You will be the first to notice if your Great Dane is behaving strangely as a dog owner. Keep in mind that every dog behaves differently when it’s time to go. However, most dogs demonstrate a range of behaviors that might indicate that the end is approaching.
Reduced mobility, reduced thirst, laborious breathing, obvious discomfort, and incontinence are all indicators that your Great Dane is nearing the end of his life.
If your dog is displaying any of these symptoms, you should contact your veterinarian to arrange for hospice care or compassionate euthanasia at home.
Is it true that female Great Danes live longer than male Great Danes?
Female Great Danes live longer than males, particularly if they have been spayed. There is no definitive answer as to why women live longer.
Female Great Danes, on the other hand, are smaller than males, which might be one of the causes contributing to their longer lifespan.
One of the kindest and most loving dogs you will ever own is a well-bred Great Dane.

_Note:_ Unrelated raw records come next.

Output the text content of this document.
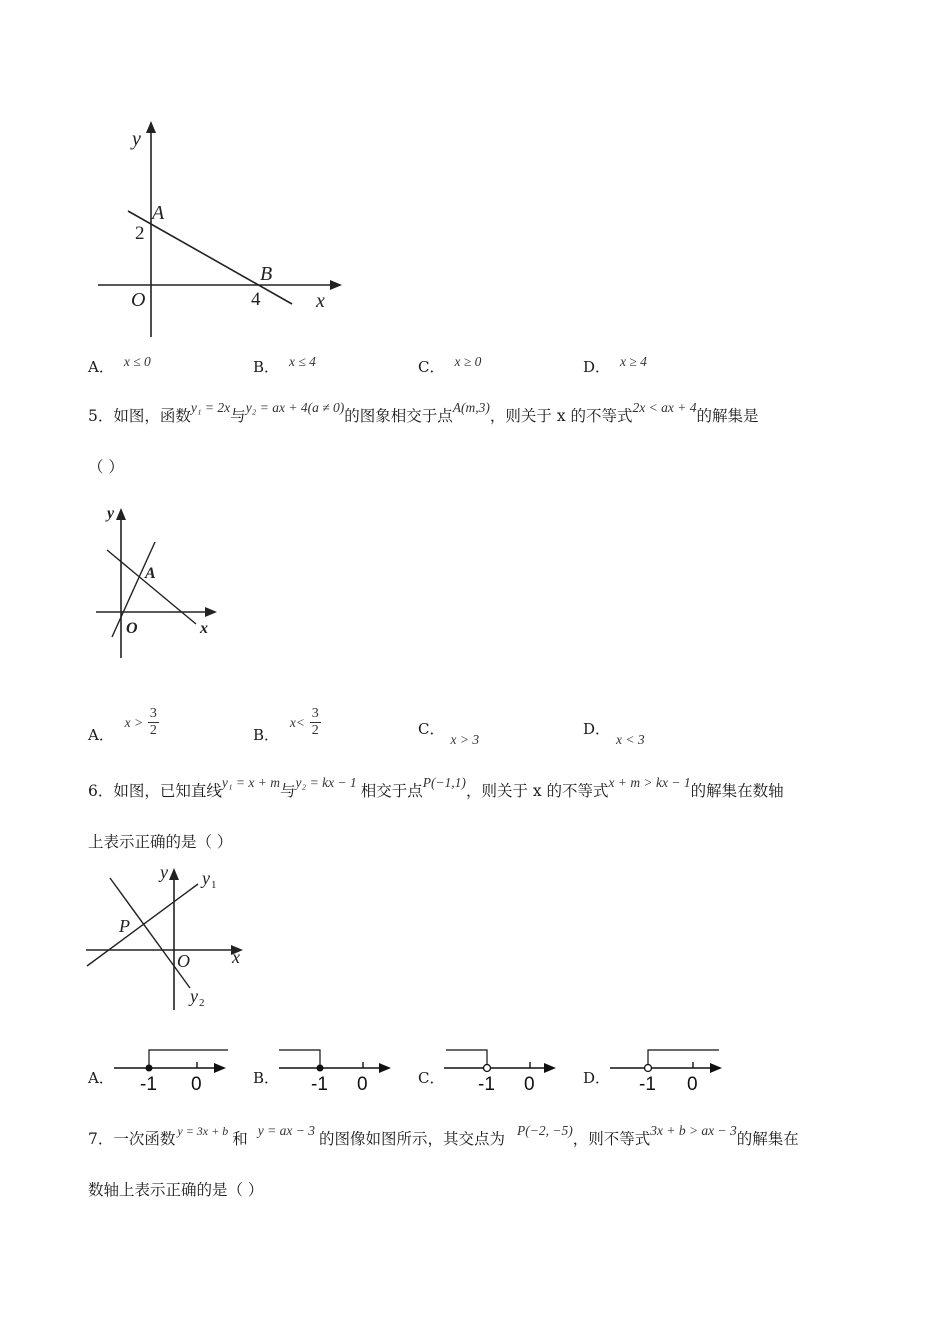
y
x
O
A
B
2
4
A． x ≤ 0	B． x ≤ 4	C． x ≥ 0	D． x ≥ 4
5．如图，函数y₁ = 2x与y₂ = ax + 4(a ≠ 0)的图象相交于点A(m,3)，则关于 x 的不等式2x < ax + 4的解集是
（ ）
y
x
O
A
A． $x > \frac{3}{2}$	B． $x< \frac{3}{2}$	C．x > 3
D．x < 3
6．如图，已知直线y₁ = x + m与y₂ = kx − 1 相交于点P(−1,1)，则关于 x 的不等式x + m > kx − 1的解集在数轴
上表示正确的是（ ）
y
x
O
P
y 1
y 2
A． -1 0	B． -1 0	C． -1 0	D． -1 0
7．一次函数 $^{y = 3x + b}$ 和 y = ax − 3 的图像如图所示，其交点为 P(−2, −5)，则不等式3x + b > ax − 3的解集在
数轴上表示正确的是（ ）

Great Danes, however, have a shorter life expectancy than other dog breeds owing to their enormous size and many health issues. Even so, there are things you can do as the owner to assist your Great Dane live a long and happy life:
- Choose a reliable breeder for your pet.
- Throughout your dog’s life, provide a full and balanced food.
- Take your Great Dane to the vet on a regular basis.
Great Danes, despite their short lifespans, may live to be a ripe old age and are wonderful companions if properly cared for.
Are you the proud owner of a Great Dane?
If that’s the case, how old is your sweetheart?
In the comments area below, tell us about your dog.
The “great dane life span” is not known. There are many factors that contribute to the life expectancy of a Great Dane, including its size and health. The average life expectancy for a large male Great Dane is 10-12 years. Reference: great dane puppies.